MNI POLICY: BOJ Shrugs Off JGB Yields, Yen Strength
MNI (TOKYO) - The Bank of Japan believes the recent rise in Japanese government bond yields and the strengthening yen will have little immediate impact on the economy, prices or the potential for future rate hikes, holding firm on its 1% neutral rate estimate, MNI understands.
BOJ officials doubt the market’s assumption that the neutral rate is likely around 1.25%, higher than the Bank’s lower-bound 1% estimate, a key factor behind the recent rise in 10-year JGB yields to 1.440% on Thursday – their highest level since 2009 – from Feb 10’s 1.305%.
The BOJ’s bond holdings – which stood at JPY586 trillion on Feb 10 – and its lack of a plan to lower the balance drastically, will also continue to temper JGB yields, officials believe.
Significant uncertainties ahead make forecasting the neutral rate problematic and the BOJ sees no sufficient evidence to justify the market’s higher estimate, with officials standing by their previous 1-2.5% neutral rate forecast range, ruling out any upward revision unless the economy and prices evolve. (See MNI POLICY: BOJ Fears Neutral Lower Than Previously Estimated)
BOJ READY
Governor Kazuo Ueda told the Diet Friday the Bank would buy bonds nimbly should yields rise sharply, seeking to temper JGBs and the yen. The 10-year JGB yield rose to 1.455% on the back of stronger core CPI, which accelerated 20 basis points to 3.2% in January, but fell following Ueda's comments.

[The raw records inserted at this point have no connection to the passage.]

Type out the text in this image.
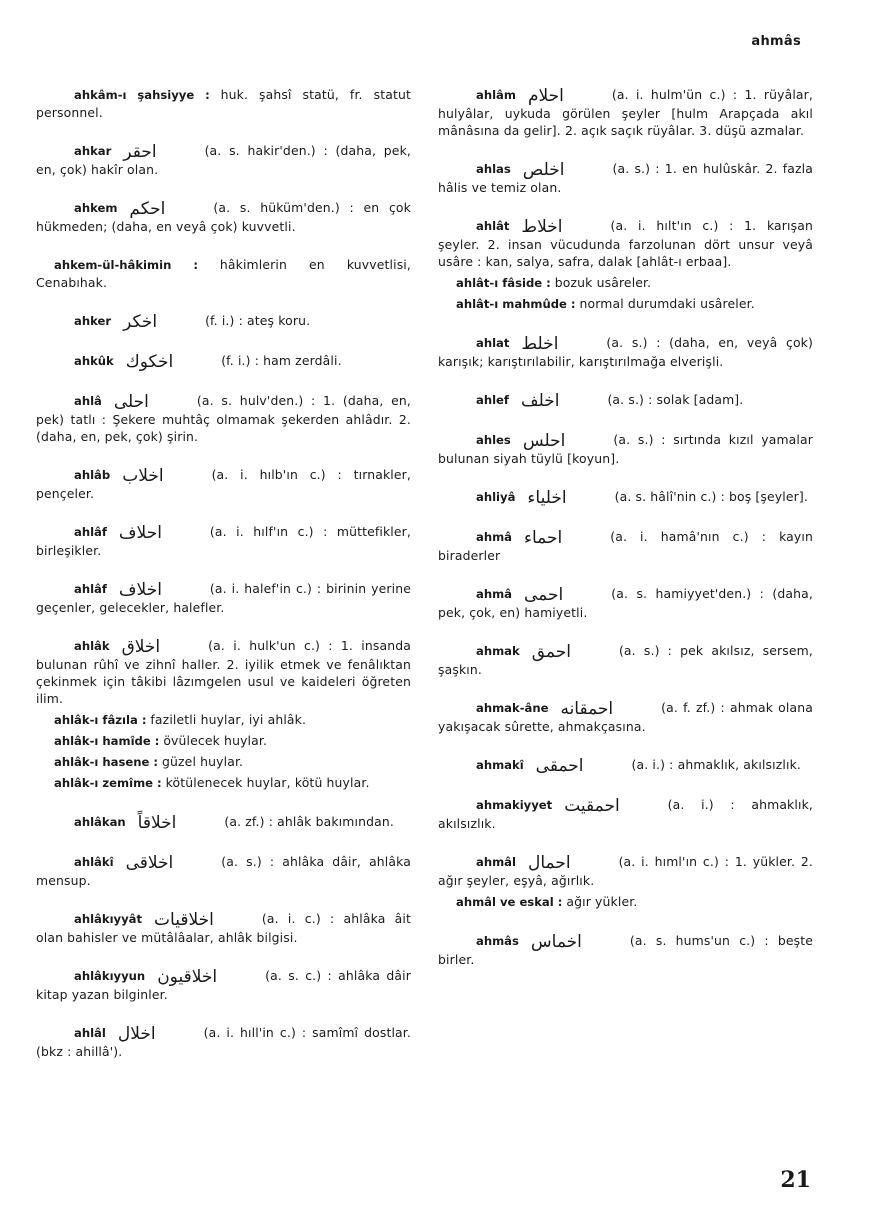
ahmâs

ahkâm-ı şahsiyye : huk. şahsî statü, fr. statut personnel.

ahkar احقر	(a. s. hakir'den.) : (daha, pek, en, çok) hakîr olan.

ahkem احكم	(a. s. hüküm'den.) : en çok hükmeden; (daha, en veyâ çok) kuvvetli.

ahkem-ül-hâkimin : hâkimlerin en kuvvetlisi, Cenabıhak.

ahker اخكر	(f. i.) : ateş koru.

ahkûk اخكوك	(f. i.) : ham zerdâli.

ahlâ احلى	(a. s. hulv'den.) : 1. (daha, en, pek) tatlı : Şekere muhtâç olmamak şekerden ahlâdır. 2. (daha, en, pek, çok) şirin.

ahlâb اخلاب	(a. i. hılb'ın c.) : tırnakler, pençeler.

ahlâf احلاف	(a. i. hılf'ın c.) : müttefikler, birleşikler.

ahlâf اخلاف	(a. i. halef'in c.) : birinin yerine geçenler, gelecekler, halefler.

ahlâk اخلاق	(a. i. hulk'un c.) : 1. insanda bulunan rûhî ve zihnî haller. 2. iyilik etmek ve fenâlıktan çekinmek için tâkibi lâzımgelen usul ve kaideleri öğreten ilim.

ahlâk-ı fâzıla : faziletli huylar, iyi ahlâk.

ahlâk-ı hamîde : övülecek huylar.

ahlâk-ı hasene : güzel huylar.

ahlâk-ı zemîme : kötülenecek huylar, kötü huylar.

ahlâkan اخلاقاً	(a. zf.) : ahlâk bakımından.

ahlâkî اخلاقى	(a. s.) : ahlâka dâir, ahlâka mensup.

ahlâkıyyât اخلاقيات	(a. i. c.) : ahlâka âit olan bahisler ve mütâlâalar, ahlâk bilgisi.

ahlâkıyyun اخلاقيون	(a. s. c.) : ahlâka dâir kitap yazan bilginler.

ahlâl اخلال	(a. i. hıll'in c.) : samîmî dostlar. (bkz : ahillâ').

ahlâm احلام	(a. i. hulm'ün c.) : 1. rüyâlar, hulyâlar, uykuda görülen şeyler [hulm Arapçada akıl mânâsına da gelir]. 2. açık saçık rüyâlar. 3. düşü azmalar.

ahlas اخلص	(a. s.) : 1. en hulûskâr. 2. fazla hâlis ve temiz olan.

ahlât اخلاط	(a. i. hılt'ın c.) : 1. karışan şeyler. 2. insan vücudunda farzolunan dört unsur veyâ usâre : kan, salya, safra, dalak [ahlât-ı erbaa].

ahlât-ı fâside : bozuk usâreler.

ahlât-ı mahmûde : normal durumdaki usâreler.

ahlat اخلط	(a. s.) : (daha, en, veyâ çok) karışık; karıştırılabilir, karıştırılmağa elverişli.

ahlef اخلف	(a. s.) : solak [adam].

ahles احلس	(a. s.) : sırtında kızıl yamalar bulunan siyah tüylü [koyun].

ahliyâ اخلياء	(a. s. hâlî'nin c.) : boş [şeyler].

ahmâ احماء	(a. i. hamâ'nın c.) : kayın biraderler

ahmâ احمى	(a. s. hamiyyet'den.) : (daha, pek, çok, en) hamiyetli.

ahmak احمق	(a. s.) : pek akılsız, sersem, şaşkın.

ahmak-âne احمقانه	(a. f. zf.) : ahmak olana yakışacak sûrette, ahmakçasına.

ahmakî احمقى	(a. i.) : ahmaklık, akılsızlık.

ahmakiyyet احمقيت	(a. i.) : ahmaklık, akılsızlık.

ahmâl احمال	(a. i. hıml'ın c.) : 1. yükler. 2. ağır şeyler, eşyâ, ağırlık.

ahmâl ve eskal : ağır yükler.

ahmâs اخماس	(a. s. hums'un c.) : beşte birler.

21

The BOJ is focused on whether the 10-year bond yield shows signs of rising toward 2% rapidly and it stands ready to act should a sharp increase adversely affect economic activity.
While the dollar fell to JPY149.40 in New York trading on Thursday – its lowest level since December 2024 – it is still weaker than it was last October, keeping upward pressure on inflation.
The Federal Reserve will likely pause easing following recent sticky inflation, which will prevent further sharp yen appreciation despite additional BOJ hikes.
Real interest rates will remain negative should the Board choose to hike the policy rate another 25bp to 0.75%, but BOJ officials have found gauging the impact of such a move on financial markets and sentiment challenging, as an additional increase would fuel speculation over a 1% policy rateand could force the BOJ to temper yields preemptively via bond purchases.
While Bank officials acknowledge price moves are deviating from the BOJ’s forecasts, they see no evidence yet of a wage-price spiral. Temporary factors have boosted inflation and officials are studying whether these drivers feed into underlying inflation, and increase the upside risk to prices.